The son of Robert Clayton, he was born at Cambridge in July 1813. He was educated at The Perse School, before going up to Gonville and Caius College, Cambridge in 1832. He gained his bachelor's degree in 1836, with Clayton being a recipient of the Browne Medal in 1833 and 1834. He remained at Cambridge to study for his master's degree, during which time he became a fellow of the college. He was ordained in the Church of England as a deacon at Salisbury in 1837, before becoming a priest at Rochester in 1838. Clayton graduated from Cambridge in 1839, returning to Cambridge to lecture on Hebrew language in 1842; concurrently he was the curate of St John's, Rochester until 1845, with his lecturing engagement at Cambridge coming to an end in 1844.

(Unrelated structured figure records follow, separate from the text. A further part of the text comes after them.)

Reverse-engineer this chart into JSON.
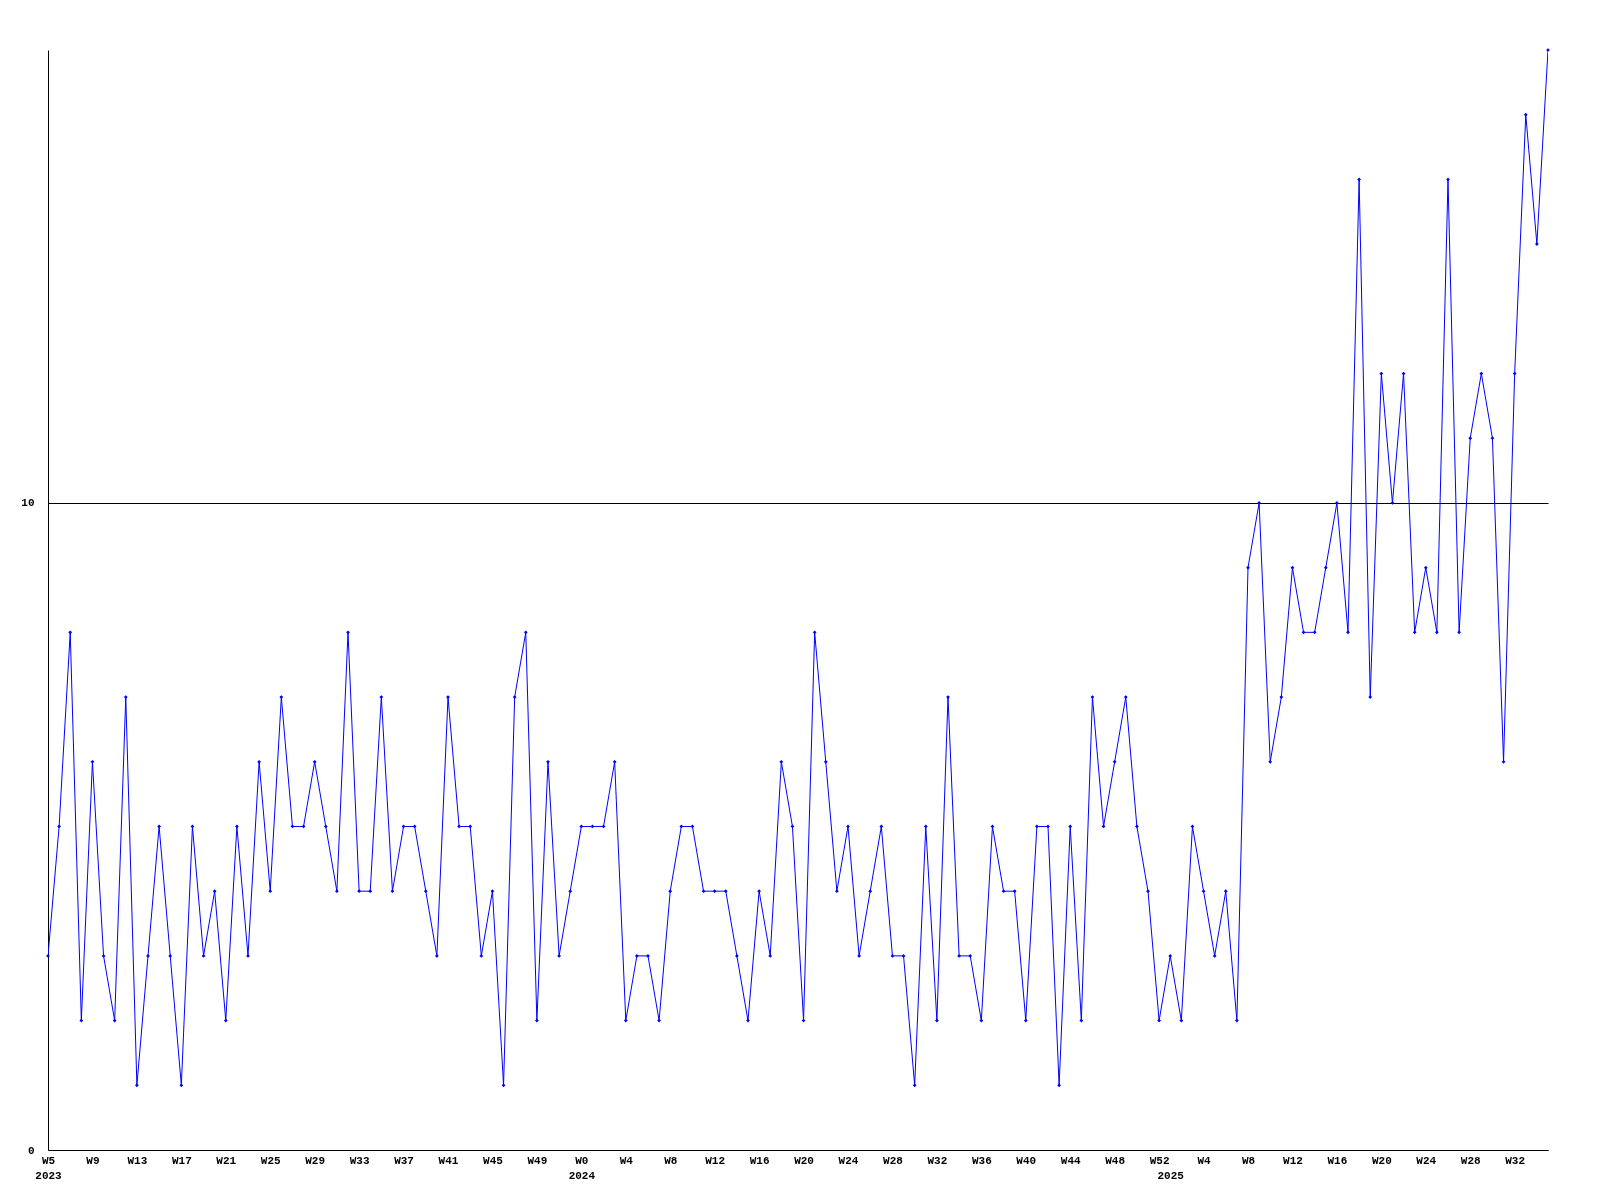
{
  "chart_data": {
    "type": "line",
    "categories": [
      "W5\n2023",
      null,
      null,
      null,
      "W9",
      null,
      null,
      null,
      "W13",
      null,
      null,
      null,
      "W17",
      null,
      null,
      null,
      "W21",
      null,
      null,
      null,
      "W25",
      null,
      null,
      null,
      "W29",
      null,
      null,
      null,
      "W33",
      null,
      null,
      null,
      "W37",
      null,
      null,
      null,
      "W41",
      null,
      null,
      null,
      "W45",
      null,
      null,
      null,
      "W49",
      null,
      null,
      null,
      "W0\n2024",
      null,
      null,
      null,
      "W4",
      null,
      null,
      null,
      "W8",
      null,
      null,
      null,
      "W12",
      null,
      null,
      null,
      "W16",
      null,
      null,
      null,
      "W20",
      null,
      null,
      null,
      "W24",
      null,
      null,
      null,
      "W28",
      null,
      null,
      null,
      "W32",
      null,
      null,
      null,
      "W36",
      null,
      null,
      null,
      "W40",
      null,
      null,
      null,
      "W44",
      null,
      null,
      null,
      "W48",
      null,
      null,
      null,
      "W52",
      "\n2025",
      null,
      null,
      "W4",
      null,
      null,
      null,
      "W8",
      null,
      null,
      null,
      "W12",
      null,
      null,
      null,
      "W16",
      null,
      null,
      null,
      "W20",
      null,
      null,
      null,
      "W24",
      null,
      null,
      null,
      "W28",
      null,
      null,
      null,
      "W32",
      null,
      null,
      null
    ],
    "series": [
      {
        "color": "#0000ff",
        "values": [
          3,
          5,
          8,
          2,
          6,
          3,
          2,
          7,
          1,
          3,
          5,
          3,
          1,
          5,
          3,
          4,
          2,
          5,
          3,
          6,
          4,
          7,
          5,
          5,
          6,
          5,
          4,
          8,
          4,
          4,
          7,
          4,
          5,
          5,
          4,
          3,
          7,
          5,
          5,
          3,
          4,
          1,
          7,
          8,
          2,
          6,
          3,
          4,
          5,
          5,
          5,
          6,
          2,
          3,
          3,
          2,
          4,
          5,
          5,
          4,
          4,
          4,
          3,
          2,
          4,
          3,
          6,
          5,
          2,
          8,
          6,
          4,
          5,
          3,
          4,
          5,
          3,
          3,
          1,
          5,
          2,
          7,
          3,
          3,
          2,
          5,
          4,
          4,
          2,
          5,
          5,
          1,
          5,
          2,
          7,
          5,
          6,
          7,
          5,
          4,
          2,
          3,
          2,
          5,
          4,
          3,
          4,
          2,
          9,
          10,
          6,
          7,
          9,
          8,
          8,
          9,
          10,
          8,
          15,
          7,
          12,
          10,
          12,
          8,
          9,
          8,
          15,
          8,
          11,
          12,
          11,
          6,
          12,
          16,
          14,
          17
        ]
      }
    ],
    "ylim": [
      0,
      17
    ],
    "yticks": [
      0,
      10
    ],
    "grid": "y",
    "marker": "diamond",
    "line_style": "solid"
  }
}
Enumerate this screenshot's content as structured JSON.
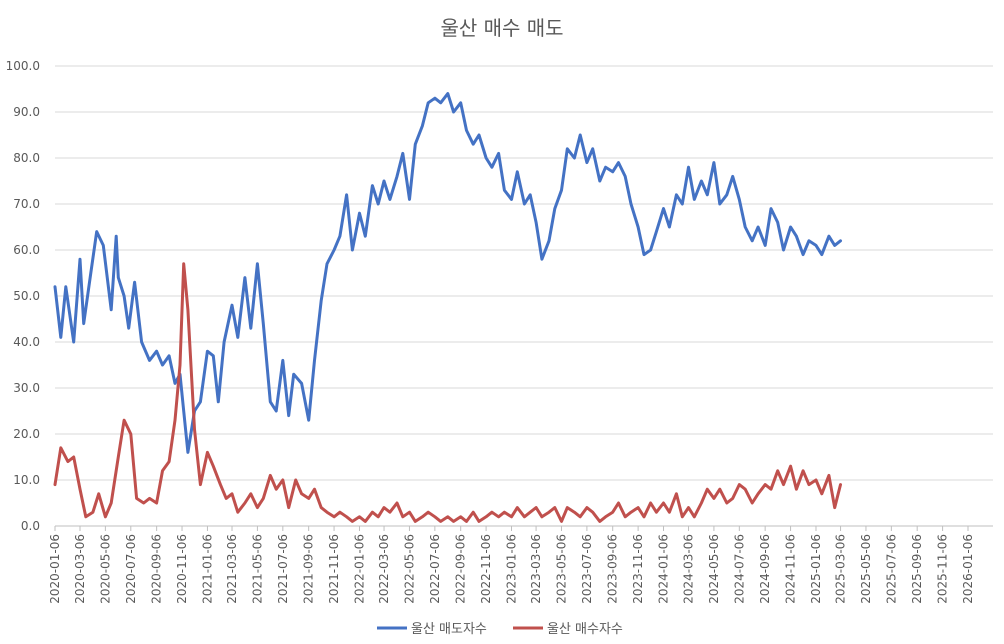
{
  "chart_data": {
    "type": "line",
    "title": "울산 매수 매도",
    "xlabel": "",
    "ylabel": "",
    "ylim": [
      0,
      100
    ],
    "y_ticks": [
      "0.0",
      "10.0",
      "20.0",
      "30.0",
      "40.0",
      "50.0",
      "60.0",
      "70.0",
      "80.0",
      "90.0",
      "100.0"
    ],
    "x_ticks": [
      "2020-01-06",
      "2020-03-06",
      "2020-05-06",
      "2020-07-06",
      "2020-09-06",
      "2020-11-06",
      "2021-01-06",
      "2021-03-06",
      "2021-05-06",
      "2021-07-06",
      "2021-09-06",
      "2021-11-06",
      "2022-01-06",
      "2022-03-06",
      "2022-05-06",
      "2022-07-06",
      "2022-09-06",
      "2022-11-06",
      "2023-01-06",
      "2023-03-06",
      "2023-05-06",
      "2023-07-06",
      "2023-09-06",
      "2023-11-06",
      "2024-01-06",
      "2024-03-06",
      "2024-05-06",
      "2024-07-06",
      "2024-09-06",
      "2024-11-06",
      "2025-01-06",
      "2025-03-06",
      "2025-05-06",
      "2025-07-06",
      "2025-09-06",
      "2025-11-06",
      "2026-01-06"
    ],
    "legend_position": "bottom",
    "grid": true,
    "series": [
      {
        "name": "울산 매도자수",
        "color": "#4472C4",
        "points": [
          [
            "2020-01-06",
            52
          ],
          [
            "2020-01-20",
            41
          ],
          [
            "2020-02-01",
            52
          ],
          [
            "2020-02-20",
            40
          ],
          [
            "2020-03-06",
            58
          ],
          [
            "2020-03-15",
            44
          ],
          [
            "2020-04-01",
            55
          ],
          [
            "2020-04-15",
            64
          ],
          [
            "2020-05-01",
            61
          ],
          [
            "2020-05-20",
            47
          ],
          [
            "2020-06-01",
            63
          ],
          [
            "2020-06-06",
            54
          ],
          [
            "2020-06-20",
            50
          ],
          [
            "2020-07-01",
            43
          ],
          [
            "2020-07-15",
            53
          ],
          [
            "2020-08-01",
            40
          ],
          [
            "2020-08-20",
            36
          ],
          [
            "2020-09-06",
            38
          ],
          [
            "2020-09-20",
            35
          ],
          [
            "2020-10-06",
            37
          ],
          [
            "2020-10-20",
            31
          ],
          [
            "2020-11-01",
            33
          ],
          [
            "2020-11-10",
            25
          ],
          [
            "2020-11-20",
            16
          ],
          [
            "2020-12-06",
            25
          ],
          [
            "2020-12-20",
            27
          ],
          [
            "2021-01-06",
            38
          ],
          [
            "2021-01-20",
            37
          ],
          [
            "2021-02-01",
            27
          ],
          [
            "2021-02-15",
            40
          ],
          [
            "2021-03-06",
            48
          ],
          [
            "2021-03-20",
            41
          ],
          [
            "2021-04-06",
            54
          ],
          [
            "2021-04-20",
            43
          ],
          [
            "2021-05-06",
            57
          ],
          [
            "2021-05-20",
            44
          ],
          [
            "2021-06-06",
            27
          ],
          [
            "2021-06-20",
            25
          ],
          [
            "2021-07-06",
            36
          ],
          [
            "2021-07-20",
            24
          ],
          [
            "2021-08-01",
            33
          ],
          [
            "2021-08-20",
            31
          ],
          [
            "2021-09-06",
            23
          ],
          [
            "2021-09-20",
            36
          ],
          [
            "2021-10-06",
            49
          ],
          [
            "2021-10-20",
            57
          ],
          [
            "2021-11-06",
            60
          ],
          [
            "2021-11-20",
            63
          ],
          [
            "2021-12-06",
            72
          ],
          [
            "2021-12-20",
            60
          ],
          [
            "2022-01-06",
            68
          ],
          [
            "2022-01-20",
            63
          ],
          [
            "2022-02-06",
            74
          ],
          [
            "2022-02-20",
            70
          ],
          [
            "2022-03-06",
            75
          ],
          [
            "2022-03-20",
            71
          ],
          [
            "2022-04-06",
            76
          ],
          [
            "2022-04-20",
            81
          ],
          [
            "2022-05-06",
            71
          ],
          [
            "2022-05-20",
            83
          ],
          [
            "2022-06-06",
            87
          ],
          [
            "2022-06-20",
            92
          ],
          [
            "2022-07-06",
            93
          ],
          [
            "2022-07-20",
            92
          ],
          [
            "2022-08-06",
            94
          ],
          [
            "2022-08-20",
            90
          ],
          [
            "2022-09-06",
            92
          ],
          [
            "2022-09-20",
            86
          ],
          [
            "2022-10-06",
            83
          ],
          [
            "2022-10-20",
            85
          ],
          [
            "2022-11-06",
            80
          ],
          [
            "2022-11-20",
            78
          ],
          [
            "2022-12-06",
            81
          ],
          [
            "2022-12-20",
            73
          ],
          [
            "2023-01-06",
            71
          ],
          [
            "2023-01-20",
            77
          ],
          [
            "2023-02-06",
            70
          ],
          [
            "2023-02-20",
            72
          ],
          [
            "2023-03-06",
            66
          ],
          [
            "2023-03-20",
            58
          ],
          [
            "2023-04-06",
            62
          ],
          [
            "2023-04-20",
            69
          ],
          [
            "2023-05-06",
            73
          ],
          [
            "2023-05-20",
            82
          ],
          [
            "2023-06-06",
            80
          ],
          [
            "2023-06-20",
            85
          ],
          [
            "2023-07-06",
            79
          ],
          [
            "2023-07-20",
            82
          ],
          [
            "2023-08-06",
            75
          ],
          [
            "2023-08-20",
            78
          ],
          [
            "2023-09-06",
            77
          ],
          [
            "2023-09-20",
            79
          ],
          [
            "2023-10-06",
            76
          ],
          [
            "2023-10-20",
            70
          ],
          [
            "2023-11-06",
            65
          ],
          [
            "2023-11-20",
            59
          ],
          [
            "2023-12-06",
            60
          ],
          [
            "2023-12-20",
            64
          ],
          [
            "2024-01-06",
            69
          ],
          [
            "2024-01-20",
            65
          ],
          [
            "2024-02-06",
            72
          ],
          [
            "2024-02-20",
            70
          ],
          [
            "2024-03-06",
            78
          ],
          [
            "2024-03-20",
            71
          ],
          [
            "2024-04-06",
            75
          ],
          [
            "2024-04-20",
            72
          ],
          [
            "2024-05-06",
            79
          ],
          [
            "2024-05-20",
            70
          ],
          [
            "2024-06-06",
            72
          ],
          [
            "2024-06-20",
            76
          ],
          [
            "2024-07-06",
            71
          ],
          [
            "2024-07-20",
            65
          ],
          [
            "2024-08-06",
            62
          ],
          [
            "2024-08-20",
            65
          ],
          [
            "2024-09-06",
            61
          ],
          [
            "2024-09-20",
            69
          ],
          [
            "2024-10-06",
            66
          ],
          [
            "2024-10-20",
            60
          ],
          [
            "2024-11-06",
            65
          ],
          [
            "2024-11-20",
            63
          ],
          [
            "2024-12-06",
            59
          ],
          [
            "2024-12-20",
            62
          ],
          [
            "2025-01-06",
            61
          ],
          [
            "2025-01-20",
            59
          ],
          [
            "2025-02-06",
            63
          ],
          [
            "2025-02-20",
            61
          ],
          [
            "2025-03-06",
            62
          ]
        ]
      },
      {
        "name": "울산 매수자수",
        "color": "#C0504D",
        "points": [
          [
            "2020-01-06",
            9
          ],
          [
            "2020-01-20",
            17
          ],
          [
            "2020-02-06",
            14
          ],
          [
            "2020-02-20",
            15
          ],
          [
            "2020-03-06",
            8
          ],
          [
            "2020-03-20",
            2
          ],
          [
            "2020-04-06",
            3
          ],
          [
            "2020-04-20",
            7
          ],
          [
            "2020-05-06",
            2
          ],
          [
            "2020-05-20",
            5
          ],
          [
            "2020-06-06",
            15
          ],
          [
            "2020-06-20",
            23
          ],
          [
            "2020-07-06",
            20
          ],
          [
            "2020-07-20",
            6
          ],
          [
            "2020-08-06",
            5
          ],
          [
            "2020-08-20",
            6
          ],
          [
            "2020-09-06",
            5
          ],
          [
            "2020-09-20",
            12
          ],
          [
            "2020-10-06",
            14
          ],
          [
            "2020-10-20",
            23
          ],
          [
            "2020-11-01",
            35
          ],
          [
            "2020-11-10",
            57
          ],
          [
            "2020-11-20",
            47
          ],
          [
            "2020-12-06",
            21
          ],
          [
            "2020-12-20",
            9
          ],
          [
            "2021-01-06",
            16
          ],
          [
            "2021-01-20",
            13
          ],
          [
            "2021-02-06",
            9
          ],
          [
            "2021-02-20",
            6
          ],
          [
            "2021-03-06",
            7
          ],
          [
            "2021-03-20",
            3
          ],
          [
            "2021-04-06",
            5
          ],
          [
            "2021-04-20",
            7
          ],
          [
            "2021-05-06",
            4
          ],
          [
            "2021-05-20",
            6
          ],
          [
            "2021-06-06",
            11
          ],
          [
            "2021-06-20",
            8
          ],
          [
            "2021-07-06",
            10
          ],
          [
            "2021-07-20",
            4
          ],
          [
            "2021-08-06",
            10
          ],
          [
            "2021-08-20",
            7
          ],
          [
            "2021-09-06",
            6
          ],
          [
            "2021-09-20",
            8
          ],
          [
            "2021-10-06",
            4
          ],
          [
            "2021-10-20",
            3
          ],
          [
            "2021-11-06",
            2
          ],
          [
            "2021-11-20",
            3
          ],
          [
            "2021-12-06",
            2
          ],
          [
            "2021-12-20",
            1
          ],
          [
            "2022-01-06",
            2
          ],
          [
            "2022-01-20",
            1
          ],
          [
            "2022-02-06",
            3
          ],
          [
            "2022-02-20",
            2
          ],
          [
            "2022-03-06",
            4
          ],
          [
            "2022-03-20",
            3
          ],
          [
            "2022-04-06",
            5
          ],
          [
            "2022-04-20",
            2
          ],
          [
            "2022-05-06",
            3
          ],
          [
            "2022-05-20",
            1
          ],
          [
            "2022-06-06",
            2
          ],
          [
            "2022-06-20",
            3
          ],
          [
            "2022-07-06",
            2
          ],
          [
            "2022-07-20",
            1
          ],
          [
            "2022-08-06",
            2
          ],
          [
            "2022-08-20",
            1
          ],
          [
            "2022-09-06",
            2
          ],
          [
            "2022-09-20",
            1
          ],
          [
            "2022-10-06",
            3
          ],
          [
            "2022-10-20",
            1
          ],
          [
            "2022-11-06",
            2
          ],
          [
            "2022-11-20",
            3
          ],
          [
            "2022-12-06",
            2
          ],
          [
            "2022-12-20",
            3
          ],
          [
            "2023-01-06",
            2
          ],
          [
            "2023-01-20",
            4
          ],
          [
            "2023-02-06",
            2
          ],
          [
            "2023-02-20",
            3
          ],
          [
            "2023-03-06",
            4
          ],
          [
            "2023-03-20",
            2
          ],
          [
            "2023-04-06",
            3
          ],
          [
            "2023-04-20",
            4
          ],
          [
            "2023-05-06",
            1
          ],
          [
            "2023-05-20",
            4
          ],
          [
            "2023-06-06",
            3
          ],
          [
            "2023-06-20",
            2
          ],
          [
            "2023-07-06",
            4
          ],
          [
            "2023-07-20",
            3
          ],
          [
            "2023-08-06",
            1
          ],
          [
            "2023-08-20",
            2
          ],
          [
            "2023-09-06",
            3
          ],
          [
            "2023-09-20",
            5
          ],
          [
            "2023-10-06",
            2
          ],
          [
            "2023-10-20",
            3
          ],
          [
            "2023-11-06",
            4
          ],
          [
            "2023-11-20",
            2
          ],
          [
            "2023-12-06",
            5
          ],
          [
            "2023-12-20",
            3
          ],
          [
            "2024-01-06",
            5
          ],
          [
            "2024-01-20",
            3
          ],
          [
            "2024-02-06",
            7
          ],
          [
            "2024-02-20",
            2
          ],
          [
            "2024-03-06",
            4
          ],
          [
            "2024-03-20",
            2
          ],
          [
            "2024-04-06",
            5
          ],
          [
            "2024-04-20",
            8
          ],
          [
            "2024-05-06",
            6
          ],
          [
            "2024-05-20",
            8
          ],
          [
            "2024-06-06",
            5
          ],
          [
            "2024-06-20",
            6
          ],
          [
            "2024-07-06",
            9
          ],
          [
            "2024-07-20",
            8
          ],
          [
            "2024-08-06",
            5
          ],
          [
            "2024-08-20",
            7
          ],
          [
            "2024-09-06",
            9
          ],
          [
            "2024-09-20",
            8
          ],
          [
            "2024-10-06",
            12
          ],
          [
            "2024-10-20",
            9
          ],
          [
            "2024-11-06",
            13
          ],
          [
            "2024-11-20",
            8
          ],
          [
            "2024-12-06",
            12
          ],
          [
            "2024-12-20",
            9
          ],
          [
            "2025-01-06",
            10
          ],
          [
            "2025-01-20",
            7
          ],
          [
            "2025-02-06",
            11
          ],
          [
            "2025-02-20",
            4
          ],
          [
            "2025-03-06",
            9
          ]
        ]
      }
    ]
  }
}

He served as secretary to the Pastoral Aid Society from 1845 to 1851. While based in Kent, Clayton made a single appearance in first-class cricket for the Gentlemen of Kent against the Gentlemen of England at Lord's in 1850. Batting twice in the match, he was dismissed for a single run in the Gentlemen of Kent first innings by Jones Nash, while in their second innings he was dismissed by the same bowler for 2 runs. He returned to Cambridge as a tutor at Gonville and Caius in 1851, where he also took up the post of vicar of Holy Trinity Church, Cambridge which he held until 1865. He was made an honorary canon of Ripon Cathedral in 1864, while the following year he moved north to County Durham, becoming the rector of Stanhope where he died 21 October 1883.